Encore une falaise sur la rive bulgare : partant du Danube, un grand chemin taillé profondément dans le roc en gagne le sommet. Au bord de l’eau, et s’élevant sur une pente douce et boisée, un petit village, surmonté d’une tour blanche, est, me dit-on, la dernière station sur cette côte déserte que nous allons suivre encore pendant deux heures, toujours aussi triste et aussi nue.

Cette falaise, premier contre-fort d’un immense banc de rochers qui borde le fleuve pendant quatre ou cinq lieues, se baisse et se relève plusieurs fois sans jamais s’aplanir, sinon quelque peu avant Routschouck, où elle disparaît pour faire place à l’argile friable qui compose généralement le sol des rives du Danube.
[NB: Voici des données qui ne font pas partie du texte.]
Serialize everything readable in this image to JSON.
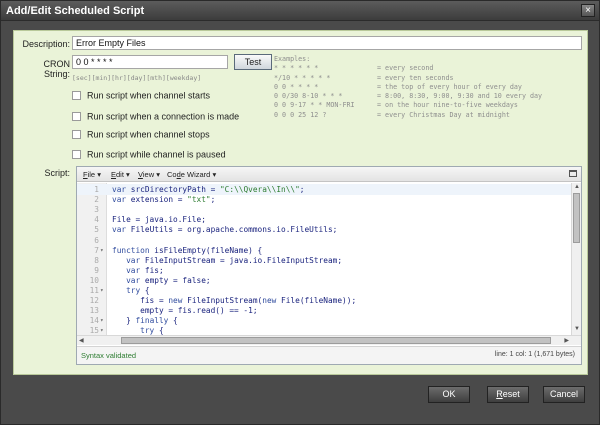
{
  "window": {
    "title": "Add/Edit Scheduled Script",
    "close_label": "×"
  },
  "description": {
    "label": "Description:",
    "value": "Error Empty Files"
  },
  "cron": {
    "label": "CRON String:",
    "value": "0 0 * * * *",
    "test_label": "Test",
    "hint": "[sec][min][hr][day][mth][weekday]"
  },
  "checkboxes": [
    {
      "label": "Run script when channel starts",
      "checked": false
    },
    {
      "label": "Run script when a connection is made",
      "checked": false
    },
    {
      "label": "Run script when channel stops",
      "checked": false
    },
    {
      "label": "Run script while channel is paused",
      "checked": false
    }
  ],
  "examples": {
    "heading": "Examples:",
    "rows": [
      {
        "expr": "* * * * * *",
        "desc": "= every second"
      },
      {
        "expr": "*/10 * * * * *",
        "desc": "= every ten seconds"
      },
      {
        "expr": "0 0 * * * *",
        "desc": "= the top of every hour of every day"
      },
      {
        "expr": "0 0/30 8-10 * * *",
        "desc": "= 8:00, 8:30, 9:00, 9:30 and 10 every day"
      },
      {
        "expr": "0 0 9-17 * * MON-FRI",
        "desc": "= on the hour nine-to-five weekdays"
      },
      {
        "expr": "0 0 0 25 12 ?",
        "desc": "= every Christmas Day at midnight"
      }
    ]
  },
  "script": {
    "label": "Script:",
    "menu": [
      {
        "pre": "",
        "u": "F",
        "post": "ile"
      },
      {
        "pre": "",
        "u": "E",
        "post": "dit"
      },
      {
        "pre": "",
        "u": "V",
        "post": "iew"
      },
      {
        "pre": "Co",
        "u": "d",
        "post": "e Wizard"
      }
    ],
    "lines": [
      {
        "n": "1",
        "fold": "",
        "code": "var srcDirectoryPath = \"C:\\\\Qvera\\\\In\\\\\";"
      },
      {
        "n": "2",
        "fold": "",
        "code": "var extension = \"txt\";"
      },
      {
        "n": "3",
        "fold": "",
        "code": ""
      },
      {
        "n": "4",
        "fold": "",
        "code": "File = java.io.File;"
      },
      {
        "n": "5",
        "fold": "",
        "code": "var FileUtils = org.apache.commons.io.FileUtils;"
      },
      {
        "n": "6",
        "fold": "",
        "code": ""
      },
      {
        "n": "7",
        "fold": "▾",
        "code": "function isFileEmpty(fileName) {"
      },
      {
        "n": "8",
        "fold": "",
        "code": "   var FileInputStream = java.io.FileInputStream;"
      },
      {
        "n": "9",
        "fold": "",
        "code": "   var fis;"
      },
      {
        "n": "10",
        "fold": "",
        "code": "   var empty = false;"
      },
      {
        "n": "11",
        "fold": "▾",
        "code": "   try {"
      },
      {
        "n": "12",
        "fold": "",
        "code": "      fis = new FileInputStream(new File(fileName));"
      },
      {
        "n": "13",
        "fold": "",
        "code": "      empty = fis.read() == -1;"
      },
      {
        "n": "14",
        "fold": "▾",
        "code": "   } finally {"
      },
      {
        "n": "15",
        "fold": "▾",
        "code": "      try {"
      }
    ],
    "status": "Syntax validated",
    "position": "line: 1  col: 1  (1,671 bytes)"
  },
  "footer": {
    "ok": "OK",
    "reset_u": "R",
    "reset_rest": "eset",
    "cancel": "Cancel"
  }
}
Pendant deux lieues au moins et sans autre interruption que quelques fissures étroites, elle offre l’aspect d’une immense muraille bâtie de main d’hommes. De place en place, de


Maisons à Rontschouck. — Dessin de Lancelot.


grandes ouvertures régulières trouent de noir sa surface blanche et lisse, grottes ou carrières, je ne sais. Je n’y ai vu aucune trace de route ni d’exploitation en activité ; cependant la grève est jonchée de grands blocs réguliers.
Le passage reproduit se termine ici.